Ist nach Ende der Schulzeit kein Schutz der Menschenrechte mehr nötig?

Wie sollen diejenigen Menschen ihre Tage nach Ende der Schulzeit verbringen, die behinderungsbedingt keine Chance auf dem Arbeitsmarkt haben?

Weiterhin vorrangiges (!) Extrem-Pooling? Oder tatsächlich auch für diese Menschen Menschenrechte?

Von Behindert_im_System

Zitat:

„Wir begrüßen, dass die Bundesregierung gestern in Genf umfangreiche politische Selbstverpflichtungen zum Schutz der Menschenrechte in Deutschland eingegangen ist.“

Frage:

• Welche Vertreter der Bundesregierung haben denn in Genf vorgesprochen und welche Verpflichtungen wurden eingegangen?

• Wenn ich hier lese „zum Schutz der Menschenrechte“ ging es dann um die Forderungen unter anderem um die Rechte behinderter Menschen, oder um die Ereignisse der letzten Wochen wie Hetzjagd usw.?

• Da von Selbstverpflichtung gesprochen wird, aber nicht konkret aus dem Beitrag hervorgeht zu was und warum man sich verpflichtet denke ich mal wieder, wir waren Punkt 153 der Themenliste und alles braucht seine Zeit, denn man kann ja nach zehn Jahren nicht erwarten das zumindest der Kerzenschein am Ende des Tunnels mal sichtbar wird, denn alles muss ja erst erforscht, geplant, beraten und diskutiert werden.
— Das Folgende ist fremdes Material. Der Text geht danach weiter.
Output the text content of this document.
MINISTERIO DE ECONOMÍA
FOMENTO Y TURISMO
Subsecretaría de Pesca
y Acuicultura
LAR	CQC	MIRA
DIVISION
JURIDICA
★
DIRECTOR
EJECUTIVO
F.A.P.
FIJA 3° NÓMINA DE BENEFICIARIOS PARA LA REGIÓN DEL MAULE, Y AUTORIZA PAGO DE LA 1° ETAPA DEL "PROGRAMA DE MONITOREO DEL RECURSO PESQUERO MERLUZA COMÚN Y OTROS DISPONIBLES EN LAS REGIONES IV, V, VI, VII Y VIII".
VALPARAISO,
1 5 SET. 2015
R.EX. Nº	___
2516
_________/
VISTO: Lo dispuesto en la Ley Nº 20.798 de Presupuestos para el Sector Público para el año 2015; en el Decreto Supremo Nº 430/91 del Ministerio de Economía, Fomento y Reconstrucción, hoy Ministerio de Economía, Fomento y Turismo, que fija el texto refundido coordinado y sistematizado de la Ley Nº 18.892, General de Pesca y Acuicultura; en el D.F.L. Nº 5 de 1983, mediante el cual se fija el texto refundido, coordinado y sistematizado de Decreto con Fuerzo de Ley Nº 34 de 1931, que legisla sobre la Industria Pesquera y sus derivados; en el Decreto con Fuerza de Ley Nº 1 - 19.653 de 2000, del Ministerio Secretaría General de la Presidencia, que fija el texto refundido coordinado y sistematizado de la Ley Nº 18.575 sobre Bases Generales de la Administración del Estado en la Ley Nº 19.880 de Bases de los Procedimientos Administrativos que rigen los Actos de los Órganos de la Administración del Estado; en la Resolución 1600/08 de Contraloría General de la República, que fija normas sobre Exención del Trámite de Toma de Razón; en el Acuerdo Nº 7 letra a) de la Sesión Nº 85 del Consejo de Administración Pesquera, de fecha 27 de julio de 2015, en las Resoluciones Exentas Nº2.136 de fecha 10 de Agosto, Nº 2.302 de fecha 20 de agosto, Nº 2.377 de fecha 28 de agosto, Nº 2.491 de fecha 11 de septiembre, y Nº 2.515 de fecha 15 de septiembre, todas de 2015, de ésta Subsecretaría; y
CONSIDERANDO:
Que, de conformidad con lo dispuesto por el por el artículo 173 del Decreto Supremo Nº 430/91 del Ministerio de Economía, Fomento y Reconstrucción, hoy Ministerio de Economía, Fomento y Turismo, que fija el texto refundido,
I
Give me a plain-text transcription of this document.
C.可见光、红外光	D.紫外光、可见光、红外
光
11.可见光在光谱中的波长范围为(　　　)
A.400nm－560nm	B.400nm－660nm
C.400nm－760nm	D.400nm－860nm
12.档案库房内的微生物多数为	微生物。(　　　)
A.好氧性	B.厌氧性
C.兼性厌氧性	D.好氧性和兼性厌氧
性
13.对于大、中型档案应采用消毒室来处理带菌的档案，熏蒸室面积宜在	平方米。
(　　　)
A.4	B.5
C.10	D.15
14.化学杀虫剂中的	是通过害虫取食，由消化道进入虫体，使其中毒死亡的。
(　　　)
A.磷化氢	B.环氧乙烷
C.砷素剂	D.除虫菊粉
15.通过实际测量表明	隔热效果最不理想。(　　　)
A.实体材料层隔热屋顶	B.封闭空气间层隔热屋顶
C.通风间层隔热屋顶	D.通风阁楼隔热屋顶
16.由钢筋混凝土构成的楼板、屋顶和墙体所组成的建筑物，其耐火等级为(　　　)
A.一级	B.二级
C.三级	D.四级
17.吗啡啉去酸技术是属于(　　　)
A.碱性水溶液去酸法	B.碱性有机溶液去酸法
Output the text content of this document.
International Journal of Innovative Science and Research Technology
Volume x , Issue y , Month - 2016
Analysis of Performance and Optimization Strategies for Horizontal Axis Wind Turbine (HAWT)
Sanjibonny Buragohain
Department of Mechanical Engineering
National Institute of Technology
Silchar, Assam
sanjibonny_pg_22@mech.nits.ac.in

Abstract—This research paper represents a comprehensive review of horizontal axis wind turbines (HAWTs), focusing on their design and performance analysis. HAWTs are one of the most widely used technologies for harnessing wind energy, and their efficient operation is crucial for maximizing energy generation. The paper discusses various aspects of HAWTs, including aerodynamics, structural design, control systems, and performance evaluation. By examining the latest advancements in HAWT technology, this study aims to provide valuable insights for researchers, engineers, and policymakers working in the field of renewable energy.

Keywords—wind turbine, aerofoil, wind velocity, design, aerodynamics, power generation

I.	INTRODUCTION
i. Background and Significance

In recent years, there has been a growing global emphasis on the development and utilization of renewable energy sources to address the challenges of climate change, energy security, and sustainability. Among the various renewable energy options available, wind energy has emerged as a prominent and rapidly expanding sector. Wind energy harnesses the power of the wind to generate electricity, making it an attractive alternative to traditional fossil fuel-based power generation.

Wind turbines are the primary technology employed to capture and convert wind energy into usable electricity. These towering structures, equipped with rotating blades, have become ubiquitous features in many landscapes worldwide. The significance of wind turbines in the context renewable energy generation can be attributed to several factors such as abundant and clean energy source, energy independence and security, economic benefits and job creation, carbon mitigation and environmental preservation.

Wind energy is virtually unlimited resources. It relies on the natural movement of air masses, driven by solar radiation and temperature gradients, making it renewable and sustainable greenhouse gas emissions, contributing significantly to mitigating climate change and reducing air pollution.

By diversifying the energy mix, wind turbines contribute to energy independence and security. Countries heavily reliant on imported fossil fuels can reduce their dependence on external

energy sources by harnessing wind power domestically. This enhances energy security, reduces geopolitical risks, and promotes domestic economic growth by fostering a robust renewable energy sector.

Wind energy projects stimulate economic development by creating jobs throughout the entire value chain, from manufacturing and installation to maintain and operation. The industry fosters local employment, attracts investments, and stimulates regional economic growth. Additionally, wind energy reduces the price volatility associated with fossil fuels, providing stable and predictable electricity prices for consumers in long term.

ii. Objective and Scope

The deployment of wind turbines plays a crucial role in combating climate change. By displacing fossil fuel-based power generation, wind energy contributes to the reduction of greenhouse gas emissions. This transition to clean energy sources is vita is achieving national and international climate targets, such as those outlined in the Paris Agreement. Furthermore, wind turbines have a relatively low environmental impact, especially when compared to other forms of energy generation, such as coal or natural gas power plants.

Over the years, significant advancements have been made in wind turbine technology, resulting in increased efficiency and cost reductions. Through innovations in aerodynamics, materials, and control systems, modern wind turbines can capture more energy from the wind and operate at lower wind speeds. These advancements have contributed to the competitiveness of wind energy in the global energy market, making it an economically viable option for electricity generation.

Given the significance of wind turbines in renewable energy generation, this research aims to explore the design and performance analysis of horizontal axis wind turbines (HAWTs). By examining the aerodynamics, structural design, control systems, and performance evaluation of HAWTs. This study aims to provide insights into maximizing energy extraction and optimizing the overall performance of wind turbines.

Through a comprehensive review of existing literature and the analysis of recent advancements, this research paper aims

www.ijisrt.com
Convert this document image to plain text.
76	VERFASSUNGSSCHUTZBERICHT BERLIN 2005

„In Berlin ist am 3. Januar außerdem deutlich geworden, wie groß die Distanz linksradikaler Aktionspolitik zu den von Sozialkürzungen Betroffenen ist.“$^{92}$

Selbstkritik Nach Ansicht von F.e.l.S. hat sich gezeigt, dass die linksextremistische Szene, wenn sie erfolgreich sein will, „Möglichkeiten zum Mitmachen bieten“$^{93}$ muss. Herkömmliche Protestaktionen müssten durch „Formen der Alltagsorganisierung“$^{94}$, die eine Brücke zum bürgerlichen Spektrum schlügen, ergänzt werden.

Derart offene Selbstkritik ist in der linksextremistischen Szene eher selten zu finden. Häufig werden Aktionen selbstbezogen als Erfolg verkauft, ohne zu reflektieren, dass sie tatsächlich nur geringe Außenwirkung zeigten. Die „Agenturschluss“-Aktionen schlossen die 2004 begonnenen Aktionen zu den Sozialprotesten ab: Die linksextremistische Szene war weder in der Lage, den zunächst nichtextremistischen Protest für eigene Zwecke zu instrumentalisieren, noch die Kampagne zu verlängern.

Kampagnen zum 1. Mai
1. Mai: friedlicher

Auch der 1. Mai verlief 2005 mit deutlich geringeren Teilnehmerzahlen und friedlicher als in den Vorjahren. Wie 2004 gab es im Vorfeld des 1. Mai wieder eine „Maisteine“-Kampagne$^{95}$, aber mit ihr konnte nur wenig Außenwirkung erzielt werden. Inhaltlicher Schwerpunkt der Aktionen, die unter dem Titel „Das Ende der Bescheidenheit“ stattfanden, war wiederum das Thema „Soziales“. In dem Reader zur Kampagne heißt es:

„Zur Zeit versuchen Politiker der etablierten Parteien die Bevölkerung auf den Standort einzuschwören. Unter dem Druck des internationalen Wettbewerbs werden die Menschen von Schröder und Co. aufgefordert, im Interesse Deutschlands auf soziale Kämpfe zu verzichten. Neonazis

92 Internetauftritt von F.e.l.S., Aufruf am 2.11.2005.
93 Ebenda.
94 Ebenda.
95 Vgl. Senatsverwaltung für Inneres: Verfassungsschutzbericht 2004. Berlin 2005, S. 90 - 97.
Aber der schönste Satz des Beitrags ist, „im bisherigen Allgemeinen Periodischen Überprüfungsverfahren (Universal Periodic Review, UPR) des UN-Menschenrechtsrats hat sich die Bundesregierung in international vorbildlicher Weise um einen Austausch mit Parlament und Zivilgesellschaft bemüht.“
Nun fehlen nur noch die Fördermittel und es kann losgehen mit der Systemerhaltung, den Studien, Projekten, der EUTB den ganzen Feierlichkeiten, dem Schulterklopfen und was so noch manchen einfallen wird, denn um die Sache, die Würde von der immer gesprochen wird und welche angeblich unantastbar sein soll, geht es den Nutznießern egal welcher Seite, bestimmt nicht.

Von rgr

Auf der Suche nach der Selbstverpflichtung

@kirsti
Ey, ich verstehe diese Datenbank nicht https://tinyurl.com/y7ptbbuq
voluntary pledges und all cycles - ist doch alles richtig, oder?

Von kirsti

@ rgr

Der typisch deutsche Kindergarten besteht in der Kulissenschieberei zwischen „Selbstverpflichtungen zum Schutz der Menschenrechte“, die nur noch konkretisiert werden müssen in „Umsetzung“ von „Verpflichtungen“ zwischen dem akademisch verquasten „Austausch mit Parlament und Zivilgesellschaft“. Ist doch ganz logisch! Oder?

Leider bleiben dann wohl die Menschenrechte und ihre Verletzungen irgendwo zwischen "Parlament" und "Zivilgesellschaft" auf der Strecke... Aber danach fragt dann keiner mehr.

Von rgr

Wenn das alles nur ein Gewinke und Gewedel war, was ist dann mit der Verletzung von Menschenrechten? Warum vermeidet das Deutsche Institut für Menschenrechte eine klare Sprache? Was soll diese pädagogisierende Gleichverteilung von Lob und Tadel? Ist das ein Kindergarten?

Von rgr

Um was handelte es sich den nun genau in Genf?
Selbstverpflichtungen oder Verpflichtungen?
Beate Rudolf verteilt Vorschusslorbeeren und zwar ohne erkennbaren Grund.

Das lässt mich fragen: Und was ist mit der Pflicht vor der Kür?